Madoff seeks compassionate release, has 18 months to live

Rose Weldon
Victims of Bernard Madoff, who was behind the largest Ponzi scheme in American history, will see over $378 million distributed by the Department of Justice.  (Photo courtesy of Wikimedia Commons)

Bernard Madoff, a former Roslyn resident who has spent the last 11 years serving a 150-year prison sentence, is asking a judge to release him due to terminal illnesses.

Madoff, 81, who organized the largest Ponzi scheme in American financial history and lost $18 billion for investors in his company Bernard L. Madoff Investment Securities, is requesting a “compassionate release” in order to die at home, citing kidney failure, a need for round-the-clock help and a life expectancy of less than two years.

The Washington Post reported that Madoff had applied for such a release through the First Step Act, passed in 2018, which expanded compassionate release for terminally ill prisoners over the age of 65.

Madoff has been held in a federal prison in Butler, N.C., since he pleaded guilty to 11 counts of financial crimes in 2009, among them fraud, money laundering, perjury and theft. The Post said he has been moved to palliative care within the facility.

In interviews with the Post, Madoff expressed remorse for his actions, which  and said his dying wish is to salvage relationships with his grandchildren.
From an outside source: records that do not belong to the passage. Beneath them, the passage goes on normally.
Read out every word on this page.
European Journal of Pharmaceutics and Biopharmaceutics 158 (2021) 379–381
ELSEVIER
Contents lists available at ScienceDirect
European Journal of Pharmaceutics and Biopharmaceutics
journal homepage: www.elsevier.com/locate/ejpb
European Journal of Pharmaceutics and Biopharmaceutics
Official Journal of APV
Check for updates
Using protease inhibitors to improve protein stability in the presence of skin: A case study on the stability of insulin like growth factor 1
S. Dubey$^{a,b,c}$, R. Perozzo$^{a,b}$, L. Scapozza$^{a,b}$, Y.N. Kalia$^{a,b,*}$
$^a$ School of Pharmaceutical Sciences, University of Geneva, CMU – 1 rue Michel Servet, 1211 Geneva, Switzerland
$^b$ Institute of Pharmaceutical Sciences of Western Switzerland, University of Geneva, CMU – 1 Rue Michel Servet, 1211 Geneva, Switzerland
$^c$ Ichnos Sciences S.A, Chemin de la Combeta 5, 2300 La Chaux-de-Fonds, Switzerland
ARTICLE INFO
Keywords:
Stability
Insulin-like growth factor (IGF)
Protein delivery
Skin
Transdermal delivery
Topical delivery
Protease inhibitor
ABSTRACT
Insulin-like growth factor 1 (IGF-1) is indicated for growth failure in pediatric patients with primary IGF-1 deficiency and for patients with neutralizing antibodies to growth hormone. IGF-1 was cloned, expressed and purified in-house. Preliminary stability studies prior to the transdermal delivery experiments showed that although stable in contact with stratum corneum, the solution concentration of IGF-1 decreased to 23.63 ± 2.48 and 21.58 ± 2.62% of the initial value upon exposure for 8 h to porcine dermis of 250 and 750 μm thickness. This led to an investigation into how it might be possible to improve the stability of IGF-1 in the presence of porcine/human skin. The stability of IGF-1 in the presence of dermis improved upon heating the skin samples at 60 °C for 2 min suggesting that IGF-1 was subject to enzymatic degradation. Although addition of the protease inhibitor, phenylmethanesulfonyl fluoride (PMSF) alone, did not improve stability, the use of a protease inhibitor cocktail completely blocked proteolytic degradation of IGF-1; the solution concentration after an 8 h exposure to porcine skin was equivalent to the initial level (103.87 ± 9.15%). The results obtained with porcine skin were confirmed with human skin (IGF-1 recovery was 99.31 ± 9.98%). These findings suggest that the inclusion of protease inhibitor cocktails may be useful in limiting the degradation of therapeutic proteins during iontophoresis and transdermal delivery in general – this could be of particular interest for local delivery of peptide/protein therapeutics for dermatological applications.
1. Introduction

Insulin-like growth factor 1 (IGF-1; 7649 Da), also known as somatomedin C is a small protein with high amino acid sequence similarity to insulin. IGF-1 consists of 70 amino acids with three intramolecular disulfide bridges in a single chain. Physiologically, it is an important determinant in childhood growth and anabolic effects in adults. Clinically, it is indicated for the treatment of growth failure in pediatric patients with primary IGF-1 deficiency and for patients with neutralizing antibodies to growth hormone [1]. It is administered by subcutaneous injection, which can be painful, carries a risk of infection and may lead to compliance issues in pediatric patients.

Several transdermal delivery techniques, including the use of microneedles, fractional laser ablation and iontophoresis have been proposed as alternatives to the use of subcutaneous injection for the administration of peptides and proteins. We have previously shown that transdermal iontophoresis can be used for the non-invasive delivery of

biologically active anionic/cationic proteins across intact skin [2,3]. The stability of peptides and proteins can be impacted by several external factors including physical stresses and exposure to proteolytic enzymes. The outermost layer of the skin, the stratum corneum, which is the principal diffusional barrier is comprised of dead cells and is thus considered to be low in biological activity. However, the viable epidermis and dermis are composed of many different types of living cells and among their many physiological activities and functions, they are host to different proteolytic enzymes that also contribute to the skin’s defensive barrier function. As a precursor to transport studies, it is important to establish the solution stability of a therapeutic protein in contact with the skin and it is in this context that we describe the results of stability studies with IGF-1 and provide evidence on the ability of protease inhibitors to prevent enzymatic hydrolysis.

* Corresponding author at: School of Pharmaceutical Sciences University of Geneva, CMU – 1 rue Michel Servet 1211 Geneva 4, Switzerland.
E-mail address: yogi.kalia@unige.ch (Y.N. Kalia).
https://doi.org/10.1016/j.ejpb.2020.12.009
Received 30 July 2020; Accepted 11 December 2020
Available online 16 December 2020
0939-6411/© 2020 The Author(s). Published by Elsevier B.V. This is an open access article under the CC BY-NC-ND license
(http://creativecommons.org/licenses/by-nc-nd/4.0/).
“I’m terminally ill,” Madoff told the Post. “There’s no cure for my type of disease. So, you know, I’ve served. I’ve served 11 years already, and, quite frankly, I’ve suffered through it.”

The Bureau of Prisons confirmed to the Post that Madoff has about 18 months to live, and that he had been diagnosed with “end-stage renal disease, hypertension, cardiovascular disease and hyperparathyroidism, among other ailments.”

Last year, the former financier applied for commutation of his sentence and clemency from the U.S. government. No response has been issued.

Madoff’s sons Andrew and Mark, who grew up in Roslyn and told the authorities about their father’s crimes in 2008, have both since died; Andrew in 2014 due to mantle cell lymphoma and Mark in 2010 through suicide by hanging. Their mother Ruth has mostly stayed out of the public eye since her husband’s sentence began.

“You know, I took a [plea]. I didn’t go to trial because I felt that I was, I was really the guilty one,” Madoff told the Post. “My family had nothing to do with it. And, you know, quite frankly, I deserve to be punished. It wasn’t something I should find some sort of excuse for. I didn’t. I didn’t. I had no idea that it would evolve the way it did. And I just couldn’t help it.”